Klein dropped to his knees without hesitation. A sharp whistle cut through the air as Lina's ice dagger shot past him, slicing through the space where his head had been moments before. The dagger struck one of the stone foundations with a deafening crack, the force of the impact sending shards of masonry flying. The sound echoed through the ruins, a harsh, discordant note in the otherwise silent landscape.

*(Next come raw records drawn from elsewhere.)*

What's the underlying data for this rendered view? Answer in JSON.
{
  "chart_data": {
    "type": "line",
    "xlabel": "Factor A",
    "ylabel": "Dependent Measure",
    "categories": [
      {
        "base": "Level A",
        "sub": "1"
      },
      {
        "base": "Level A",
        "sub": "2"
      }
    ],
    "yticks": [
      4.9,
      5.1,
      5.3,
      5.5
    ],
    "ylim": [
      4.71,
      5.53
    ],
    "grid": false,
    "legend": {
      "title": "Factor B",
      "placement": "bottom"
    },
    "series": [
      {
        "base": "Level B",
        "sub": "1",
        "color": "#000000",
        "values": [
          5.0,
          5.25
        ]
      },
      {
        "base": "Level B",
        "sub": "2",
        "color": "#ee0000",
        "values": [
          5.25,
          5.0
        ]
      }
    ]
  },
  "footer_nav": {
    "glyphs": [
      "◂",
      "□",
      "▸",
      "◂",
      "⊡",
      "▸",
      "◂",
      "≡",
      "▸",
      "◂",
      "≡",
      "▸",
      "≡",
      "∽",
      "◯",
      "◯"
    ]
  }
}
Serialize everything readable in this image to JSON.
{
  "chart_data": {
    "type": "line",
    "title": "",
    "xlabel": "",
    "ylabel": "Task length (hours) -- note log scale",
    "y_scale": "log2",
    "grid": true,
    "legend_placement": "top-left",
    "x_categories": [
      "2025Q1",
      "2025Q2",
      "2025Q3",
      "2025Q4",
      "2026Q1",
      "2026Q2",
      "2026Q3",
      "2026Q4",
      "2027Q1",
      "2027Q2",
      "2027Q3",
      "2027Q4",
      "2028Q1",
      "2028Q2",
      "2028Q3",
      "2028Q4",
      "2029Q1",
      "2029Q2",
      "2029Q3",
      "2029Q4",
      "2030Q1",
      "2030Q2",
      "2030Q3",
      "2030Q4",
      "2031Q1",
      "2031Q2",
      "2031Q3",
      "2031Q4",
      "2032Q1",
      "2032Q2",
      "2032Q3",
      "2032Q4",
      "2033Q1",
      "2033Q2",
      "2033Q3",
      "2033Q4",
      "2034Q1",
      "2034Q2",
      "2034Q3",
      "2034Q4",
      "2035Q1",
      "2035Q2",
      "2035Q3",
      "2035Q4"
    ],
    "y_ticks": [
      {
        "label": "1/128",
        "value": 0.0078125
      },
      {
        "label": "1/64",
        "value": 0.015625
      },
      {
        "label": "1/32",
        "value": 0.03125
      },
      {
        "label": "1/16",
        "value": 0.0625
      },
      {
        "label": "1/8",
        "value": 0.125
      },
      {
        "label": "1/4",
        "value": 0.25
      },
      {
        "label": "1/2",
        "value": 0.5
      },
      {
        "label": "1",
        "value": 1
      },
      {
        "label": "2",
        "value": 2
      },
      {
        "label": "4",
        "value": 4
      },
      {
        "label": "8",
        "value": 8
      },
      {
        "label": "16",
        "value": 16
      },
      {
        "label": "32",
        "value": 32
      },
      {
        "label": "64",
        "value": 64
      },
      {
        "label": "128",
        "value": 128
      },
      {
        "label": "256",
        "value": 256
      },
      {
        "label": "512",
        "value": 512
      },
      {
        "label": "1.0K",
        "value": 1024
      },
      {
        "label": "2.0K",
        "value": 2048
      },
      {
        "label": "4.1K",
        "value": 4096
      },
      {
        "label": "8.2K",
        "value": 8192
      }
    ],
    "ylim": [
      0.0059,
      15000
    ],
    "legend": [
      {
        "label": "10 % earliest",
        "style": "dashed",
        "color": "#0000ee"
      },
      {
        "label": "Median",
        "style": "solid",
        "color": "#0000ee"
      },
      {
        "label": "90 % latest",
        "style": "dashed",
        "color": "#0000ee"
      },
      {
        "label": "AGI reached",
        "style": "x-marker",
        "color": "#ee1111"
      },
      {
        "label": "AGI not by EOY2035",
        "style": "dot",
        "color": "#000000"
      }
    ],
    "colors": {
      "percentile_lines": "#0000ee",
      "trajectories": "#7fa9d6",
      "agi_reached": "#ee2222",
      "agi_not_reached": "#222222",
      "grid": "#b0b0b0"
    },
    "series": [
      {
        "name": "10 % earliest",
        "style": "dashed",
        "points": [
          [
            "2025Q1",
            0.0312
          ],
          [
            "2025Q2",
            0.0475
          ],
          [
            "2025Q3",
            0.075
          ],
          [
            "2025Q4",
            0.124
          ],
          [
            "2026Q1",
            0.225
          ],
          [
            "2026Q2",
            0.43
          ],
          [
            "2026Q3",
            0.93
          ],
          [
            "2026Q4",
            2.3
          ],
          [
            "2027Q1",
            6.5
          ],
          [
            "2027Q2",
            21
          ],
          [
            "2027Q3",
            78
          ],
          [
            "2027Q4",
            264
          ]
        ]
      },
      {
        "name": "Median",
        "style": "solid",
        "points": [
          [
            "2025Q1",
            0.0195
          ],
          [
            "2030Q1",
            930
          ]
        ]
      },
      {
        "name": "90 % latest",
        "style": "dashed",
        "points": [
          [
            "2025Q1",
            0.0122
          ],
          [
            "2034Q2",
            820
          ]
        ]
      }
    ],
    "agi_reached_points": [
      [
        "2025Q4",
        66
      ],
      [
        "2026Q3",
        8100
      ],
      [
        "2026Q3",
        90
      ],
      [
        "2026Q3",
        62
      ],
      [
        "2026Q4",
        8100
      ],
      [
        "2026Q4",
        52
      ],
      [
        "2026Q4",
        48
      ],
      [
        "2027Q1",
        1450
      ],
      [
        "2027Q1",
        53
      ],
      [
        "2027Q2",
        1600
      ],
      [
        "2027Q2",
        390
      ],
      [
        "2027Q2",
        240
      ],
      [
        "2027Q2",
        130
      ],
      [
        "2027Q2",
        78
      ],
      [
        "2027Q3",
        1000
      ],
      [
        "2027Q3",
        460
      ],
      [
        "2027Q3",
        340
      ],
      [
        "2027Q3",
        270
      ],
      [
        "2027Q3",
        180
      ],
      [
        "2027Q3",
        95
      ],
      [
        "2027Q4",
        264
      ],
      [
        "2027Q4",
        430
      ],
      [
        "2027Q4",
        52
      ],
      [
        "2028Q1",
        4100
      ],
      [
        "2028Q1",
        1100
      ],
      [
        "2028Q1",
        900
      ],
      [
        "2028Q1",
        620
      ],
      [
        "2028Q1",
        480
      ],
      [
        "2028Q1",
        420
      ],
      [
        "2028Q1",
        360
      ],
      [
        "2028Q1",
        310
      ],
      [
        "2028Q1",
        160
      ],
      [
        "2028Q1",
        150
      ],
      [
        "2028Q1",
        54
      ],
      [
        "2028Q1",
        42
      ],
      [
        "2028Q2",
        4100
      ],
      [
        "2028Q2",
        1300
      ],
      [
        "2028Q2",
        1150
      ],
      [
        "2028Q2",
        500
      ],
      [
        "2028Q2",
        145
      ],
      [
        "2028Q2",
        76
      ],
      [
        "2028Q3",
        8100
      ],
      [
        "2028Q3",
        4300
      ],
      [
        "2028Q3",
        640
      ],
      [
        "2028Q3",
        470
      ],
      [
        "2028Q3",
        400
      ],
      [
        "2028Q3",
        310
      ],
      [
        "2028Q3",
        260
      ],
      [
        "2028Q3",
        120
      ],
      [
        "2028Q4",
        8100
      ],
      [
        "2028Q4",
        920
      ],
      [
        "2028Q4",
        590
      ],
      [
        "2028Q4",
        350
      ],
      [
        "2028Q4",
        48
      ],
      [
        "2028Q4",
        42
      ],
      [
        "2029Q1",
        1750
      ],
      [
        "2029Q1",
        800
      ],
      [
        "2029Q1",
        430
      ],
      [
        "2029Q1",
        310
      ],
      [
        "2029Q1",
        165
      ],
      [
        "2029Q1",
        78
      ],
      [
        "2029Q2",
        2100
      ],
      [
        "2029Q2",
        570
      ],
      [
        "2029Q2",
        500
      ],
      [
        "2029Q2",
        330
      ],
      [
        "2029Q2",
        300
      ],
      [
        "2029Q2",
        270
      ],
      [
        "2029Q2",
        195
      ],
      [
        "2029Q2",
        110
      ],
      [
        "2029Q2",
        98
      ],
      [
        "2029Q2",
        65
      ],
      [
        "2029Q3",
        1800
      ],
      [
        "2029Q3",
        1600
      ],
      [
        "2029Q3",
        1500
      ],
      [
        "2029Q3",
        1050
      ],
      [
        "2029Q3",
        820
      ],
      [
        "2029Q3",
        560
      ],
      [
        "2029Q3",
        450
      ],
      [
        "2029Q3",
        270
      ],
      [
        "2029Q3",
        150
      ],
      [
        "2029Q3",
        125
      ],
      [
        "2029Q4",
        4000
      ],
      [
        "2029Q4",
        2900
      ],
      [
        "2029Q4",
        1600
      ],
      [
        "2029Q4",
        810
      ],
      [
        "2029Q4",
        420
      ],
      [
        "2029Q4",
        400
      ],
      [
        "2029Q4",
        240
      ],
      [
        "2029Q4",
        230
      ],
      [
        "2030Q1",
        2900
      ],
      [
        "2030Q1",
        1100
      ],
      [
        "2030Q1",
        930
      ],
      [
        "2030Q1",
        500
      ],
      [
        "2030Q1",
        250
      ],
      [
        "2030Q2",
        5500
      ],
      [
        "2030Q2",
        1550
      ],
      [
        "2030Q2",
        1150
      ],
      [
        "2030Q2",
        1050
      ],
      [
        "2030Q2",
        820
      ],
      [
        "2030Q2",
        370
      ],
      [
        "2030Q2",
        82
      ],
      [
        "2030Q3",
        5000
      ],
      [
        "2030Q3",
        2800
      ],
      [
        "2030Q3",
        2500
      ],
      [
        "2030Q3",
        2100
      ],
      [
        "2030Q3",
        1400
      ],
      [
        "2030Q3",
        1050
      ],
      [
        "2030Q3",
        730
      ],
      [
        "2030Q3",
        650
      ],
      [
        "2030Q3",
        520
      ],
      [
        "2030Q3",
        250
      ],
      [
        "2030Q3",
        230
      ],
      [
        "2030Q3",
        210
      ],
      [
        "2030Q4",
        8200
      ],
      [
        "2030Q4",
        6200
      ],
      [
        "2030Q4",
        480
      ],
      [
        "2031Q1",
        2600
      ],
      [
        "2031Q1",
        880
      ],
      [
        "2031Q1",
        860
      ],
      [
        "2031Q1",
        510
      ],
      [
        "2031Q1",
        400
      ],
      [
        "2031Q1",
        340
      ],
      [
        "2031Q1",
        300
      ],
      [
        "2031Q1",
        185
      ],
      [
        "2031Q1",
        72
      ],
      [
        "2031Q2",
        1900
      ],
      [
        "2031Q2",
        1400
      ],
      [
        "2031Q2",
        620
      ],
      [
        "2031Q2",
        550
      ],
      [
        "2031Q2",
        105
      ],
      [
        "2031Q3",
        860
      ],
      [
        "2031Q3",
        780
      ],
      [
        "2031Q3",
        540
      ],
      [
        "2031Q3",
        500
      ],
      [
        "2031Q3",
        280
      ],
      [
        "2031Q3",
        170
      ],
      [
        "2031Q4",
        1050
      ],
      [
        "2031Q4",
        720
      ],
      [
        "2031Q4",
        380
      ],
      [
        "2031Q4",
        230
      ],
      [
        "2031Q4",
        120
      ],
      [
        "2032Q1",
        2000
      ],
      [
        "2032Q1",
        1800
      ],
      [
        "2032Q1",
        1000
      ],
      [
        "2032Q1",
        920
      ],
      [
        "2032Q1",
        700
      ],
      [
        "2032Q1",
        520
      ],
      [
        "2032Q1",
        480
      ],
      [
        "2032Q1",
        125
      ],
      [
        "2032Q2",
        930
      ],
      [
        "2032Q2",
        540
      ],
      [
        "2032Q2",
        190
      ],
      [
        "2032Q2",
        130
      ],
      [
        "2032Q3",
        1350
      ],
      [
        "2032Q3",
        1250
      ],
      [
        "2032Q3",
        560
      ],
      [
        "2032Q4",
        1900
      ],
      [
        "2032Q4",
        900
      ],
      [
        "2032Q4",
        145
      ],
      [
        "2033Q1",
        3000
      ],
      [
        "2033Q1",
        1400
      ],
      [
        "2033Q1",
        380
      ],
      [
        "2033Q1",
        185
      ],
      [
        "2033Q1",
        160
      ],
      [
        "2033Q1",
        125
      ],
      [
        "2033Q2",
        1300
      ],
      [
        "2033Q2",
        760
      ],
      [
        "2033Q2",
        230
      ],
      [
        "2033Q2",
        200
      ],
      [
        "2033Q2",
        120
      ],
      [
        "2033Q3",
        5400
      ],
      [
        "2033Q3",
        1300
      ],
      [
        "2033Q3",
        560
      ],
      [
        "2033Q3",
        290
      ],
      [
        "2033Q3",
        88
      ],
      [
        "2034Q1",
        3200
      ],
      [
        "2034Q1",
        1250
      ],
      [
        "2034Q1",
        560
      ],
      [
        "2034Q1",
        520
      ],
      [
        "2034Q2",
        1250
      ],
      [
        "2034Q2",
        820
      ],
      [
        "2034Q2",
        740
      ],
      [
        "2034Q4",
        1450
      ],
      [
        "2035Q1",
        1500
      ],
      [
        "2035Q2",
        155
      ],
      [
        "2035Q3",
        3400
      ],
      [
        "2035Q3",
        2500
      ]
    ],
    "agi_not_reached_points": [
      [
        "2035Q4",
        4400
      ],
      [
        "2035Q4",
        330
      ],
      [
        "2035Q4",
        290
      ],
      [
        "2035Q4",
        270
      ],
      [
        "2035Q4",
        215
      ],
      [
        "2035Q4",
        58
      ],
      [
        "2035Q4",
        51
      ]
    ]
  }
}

For a moment, there was silence. Klein stayed low, his heart pounding in his chest.
*SHREEK!*
Klein's eyes widened. Shadows bled from the stonework, coiling into a writhing mass, impaled by Lina's ice dagger. It was a grotesque, pulsating eye, its form shifting and twisting as it tried to free itself. Tendrils of darkness leaked from its body, spreading like ink in water. The air around it seemed to warp, as if reality itself was bending under its presence. A low, droning hum emanated from the creature, vibrating through the ground and into Klein's bones. The smell of rot and sulfur filled the air, making his stomach churn.
"What the hell is that thing?" Klein ask, his voice rising in alarm.
Lina's face was a mask of frustration. "I should have noticed it sooner," she muttered, her tone laced with anger. She turned sharply, her cloak billowing as she strode toward the dense treeline. "We need to move. Now!"
Klein hesitated, his gaze lingering on the creature. Its screams had died away, leaving behind a haunting silence and an ice dagger embedded in the stone as its body faded into nothingness. The air felt colder, the shadows darker—as if the creature had tainted the very ground, with cold dew shimmering faintly on the stones.
"Lina, what was that thing?" Klein asked, hurrying to catch up with her.
"A scout for the Mother of Eyes," Lina replied, her pace quickening. "If she catches us out in the open, we're dead."
Klein's blood ran cold at the name. He didn't know who—or what—the Mother of Eyes was, but the tremor in Lina's voice spurred him into action. Together, they plunged into the treeline, leaving behind the ruins of Falkridge—a crumbling remnant swallowed by shadows.